11 août : Cinquième baisse consécutive de la mortalité en juillet

 

Selon le baromètre de l’Observatoire national interministériel de la sécurité routière (ONISR), 324 personnes ont perdu la vie sur les routes de France métropolitaine en juillet 2018. Comparé au mois de juillet 2017 où l’on avait déploré 343 morts sur ces routes, 19 personnes de moins ont été tuées, soit baisse de -5,5 %. En année glissante sur les 12 derniers mois, la mortalité est en baisse de – 5,3 %. Depuis le début de l’année, elle est en baisse de -6 %.

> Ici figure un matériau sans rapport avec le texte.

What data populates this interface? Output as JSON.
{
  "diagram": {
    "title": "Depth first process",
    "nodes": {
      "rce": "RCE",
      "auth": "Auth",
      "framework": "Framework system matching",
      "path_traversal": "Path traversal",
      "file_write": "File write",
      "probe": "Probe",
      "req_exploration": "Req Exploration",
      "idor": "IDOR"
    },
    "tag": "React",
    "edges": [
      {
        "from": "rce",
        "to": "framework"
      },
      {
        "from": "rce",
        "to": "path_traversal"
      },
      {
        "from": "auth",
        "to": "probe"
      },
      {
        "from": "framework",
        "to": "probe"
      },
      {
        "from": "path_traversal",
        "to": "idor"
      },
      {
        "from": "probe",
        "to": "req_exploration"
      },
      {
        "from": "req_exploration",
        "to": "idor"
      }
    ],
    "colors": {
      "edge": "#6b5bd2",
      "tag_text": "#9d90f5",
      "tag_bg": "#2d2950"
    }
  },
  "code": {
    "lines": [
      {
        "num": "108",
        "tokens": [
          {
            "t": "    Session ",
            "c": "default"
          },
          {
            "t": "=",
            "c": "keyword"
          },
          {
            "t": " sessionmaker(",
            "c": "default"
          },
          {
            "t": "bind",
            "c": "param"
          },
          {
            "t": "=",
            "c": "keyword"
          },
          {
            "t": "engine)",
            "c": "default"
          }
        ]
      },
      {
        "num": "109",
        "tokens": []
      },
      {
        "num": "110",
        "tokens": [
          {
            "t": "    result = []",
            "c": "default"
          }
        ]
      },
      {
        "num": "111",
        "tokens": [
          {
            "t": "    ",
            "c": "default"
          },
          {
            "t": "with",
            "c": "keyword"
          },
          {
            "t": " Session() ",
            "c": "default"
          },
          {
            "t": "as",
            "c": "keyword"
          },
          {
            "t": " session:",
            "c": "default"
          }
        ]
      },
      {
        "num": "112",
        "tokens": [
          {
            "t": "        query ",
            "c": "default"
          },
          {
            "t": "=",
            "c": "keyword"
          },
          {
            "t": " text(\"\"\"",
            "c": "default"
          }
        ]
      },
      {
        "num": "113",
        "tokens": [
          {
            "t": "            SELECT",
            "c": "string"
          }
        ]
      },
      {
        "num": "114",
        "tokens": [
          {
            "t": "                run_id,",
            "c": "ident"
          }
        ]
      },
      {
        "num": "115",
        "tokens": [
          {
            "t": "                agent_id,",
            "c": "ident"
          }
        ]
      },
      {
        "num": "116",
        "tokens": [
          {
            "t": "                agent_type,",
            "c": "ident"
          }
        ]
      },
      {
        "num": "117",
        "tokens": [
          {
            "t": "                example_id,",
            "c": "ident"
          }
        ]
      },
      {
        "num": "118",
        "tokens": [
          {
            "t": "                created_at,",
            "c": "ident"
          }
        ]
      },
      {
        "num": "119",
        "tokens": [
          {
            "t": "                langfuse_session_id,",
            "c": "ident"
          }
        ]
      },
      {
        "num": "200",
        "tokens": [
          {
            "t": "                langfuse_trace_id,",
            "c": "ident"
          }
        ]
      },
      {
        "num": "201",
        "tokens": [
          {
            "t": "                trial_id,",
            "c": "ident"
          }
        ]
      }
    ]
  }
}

Commentaires : On attendait beaucoup les résultats de ce mois de juillet qui marque le premier mois où la vitesse maximale autorisée sur les routes bidirectionnelles hors agglomération est dorénavant de 80 km/h. La mortalité baisse et c’est une grande satisfaction d’autant qu’il s’agit du cinquième mois consécutif à la baisse, situation qui n’était plus arrivé depuis l’année 2013 entre mars et septembre. La tendance de la mortalité est enfin à la baisse de façon continue depuis novembre
dernier. Il était possible d’espérer avec la mesure à 80 une baisse en moyenne de 10% de la mortalité par mois. Ce mois est donc un peu en retrait de nos espérances.

17 août : L’union européenne consulte sur le maintien du changement d’heure

 

À la suite d’un certain nombre de demandes émanant de citoyens, du Parlement européen et de certains États membres de l’UE, la Commission européenne a décidé d’examiner le fonctionnement des actuelles dispositions européennes relatives à l’heure d’été et d’évaluer si elles devraient être modifiées ou non. Dans ce contexte, la Commission a lancé une consultation publique portant sur les actuelles dispositions européennes relatives à l’heure d’été et sur une éventuelle modification de ces
dispositions. Parmi les arguments avancés pour justifier un tel réexamen, figure celui de la sécurité routière. Pour autant, la commission estime que les éléments de preuve ne sont pas concluants en ce qui concerne le rapport entre les dispositions relatives à l’heure d’été et les accidents de la route. En principe, la privation de sommeil liée à l’avancement de l’heure au printemps pourrait accroître le risque d’accidents. Dans le même temps, on considère que la clarté supplémentaire les soirs d’été a un effet positif sur la sécurité routière. Toutefois, il est généralement difficile de déterminer l’effet direct des dispositions relatives à l’heure d’été sur les taux d’accidents par rapport à d’autres facteurs.

Commentaires :
La question de l’impact du changement d’heure sur la sécurité routière s’est déjà posé pour la Sécurité routière qui communique depuis quelques années sur ce changement en hiver, changement qui pénalise les piétons et les cyclistes qui perdent en visibilité.